Offizielle Kriminalitätszahlen stehen im Widerspruch zu Erfahrungen von Juden
Antisemitismus: Zweifel an Statistik
Bielefeld (WB/as). Wodurch ist jüdisches Leben in Deutschland stärker bedroht: durch Rechtsextremismus oder durch islamisch motivierten Judenhass?
Die Zahl antisemitischer Delikte hat zugenommen. Das geht aus einer Antwort der Bundesregierung auf Fragen des ehemaligen Grünen-Bundestagsabgeordneten Volker Beck hervor.
Im ersten Halbjahr 2017 wurden insgesamt 681 antisemitische Delikte erfasst. Im Vergleichszeitraum 2016 waren es 654. Die Zahl der Gewaltdelikte stieg von 14 auf 15 und die der Fälle von Volksverhetzung von 425 auf 434. Nach Angaben des Bundesinnenministeriums im September 2017 wurden 632 der 681 antisemitischen Delikte von Rechtsextremisten begangen (93 Prozent). Nur bei 23 Fällen wird ein religiöser oder ausländisch motivierter Hintergrund unterstellt, der durch ausländische Themen bestimmt ist, beispielsweise um den Palästina-Konflikt. In nur einem Fall wird ein linksextremes Motiv angenommen.
Zweifel an Zahlen
An diesen Zahlen gibt es erhebliche Zweifel. Benjamin Steinitz, Leiter der Recherche- und Informationsstelle Antisemitismus (RIAS) in Berlin, spricht von einer »Diskrepanz zwischen der Wahrnehmung der Betroffenen von antisemitischen Angriffen, Beleidigungen und Beschimpfungen und den polizeilichen Statistiken«. Steinitz bezog sich gegenüber der Zeitung »Die Welt« auf den Bericht des »Unabhängigen Expertenkreises Antisemitismus«, der auf Anregung der Bundesregierung im April 2017 von Wissenschaftlern vorgelegt worden war.
Darin heißt es, fremdenfeindliche und antisemitische Straftaten würden generell immer dann dem Phänomenbereich »Politisch motivierte Kriminalität Rechts« zugeordnet, »wenn keine weiteren Spezifika erkennbar« und »keine Tatverdächtigen bekannt geworden sind«. Ein Schriftzug wie »Juden raus« werde in der Statistik grundsätzlich als »rechtsextrem« geführt, obwohl auch in islamistischen Kreisen benutzt werde. »Damit entsteht möglicherweise ein nach rechts verzerrtes Bild«, schrieben die Autoren des Expertenberichts.

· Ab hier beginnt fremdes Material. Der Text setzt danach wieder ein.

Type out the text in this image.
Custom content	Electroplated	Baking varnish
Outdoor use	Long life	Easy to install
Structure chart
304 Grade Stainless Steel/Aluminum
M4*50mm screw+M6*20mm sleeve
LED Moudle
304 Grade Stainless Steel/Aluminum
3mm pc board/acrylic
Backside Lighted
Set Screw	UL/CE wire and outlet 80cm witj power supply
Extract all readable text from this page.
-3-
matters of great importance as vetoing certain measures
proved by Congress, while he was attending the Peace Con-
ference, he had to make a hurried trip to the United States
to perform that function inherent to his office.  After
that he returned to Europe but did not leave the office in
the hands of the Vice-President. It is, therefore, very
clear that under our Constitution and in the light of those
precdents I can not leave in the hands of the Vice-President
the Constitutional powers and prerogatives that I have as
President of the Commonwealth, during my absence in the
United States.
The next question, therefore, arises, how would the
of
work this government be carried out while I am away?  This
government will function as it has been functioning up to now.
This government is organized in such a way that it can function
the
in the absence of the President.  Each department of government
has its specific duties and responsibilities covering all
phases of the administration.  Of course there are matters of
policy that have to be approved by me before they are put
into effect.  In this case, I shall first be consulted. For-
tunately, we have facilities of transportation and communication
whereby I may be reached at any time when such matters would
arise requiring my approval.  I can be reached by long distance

Für diese Annahme spricht eine Umfrage unter Juden in Deutschland. Acht Prozent gaben an, dass Angehörige oder Bekannte im Laufe des vergangenen Jahres Ziel von körperlichen Angriffen gewesen seien. Weitere 36 Prozent wurden beschimpft oder beleidigt. 81 Prozent der Angriffe und 62 Prozent der Beleidigungen seien von Muslimen gekommen.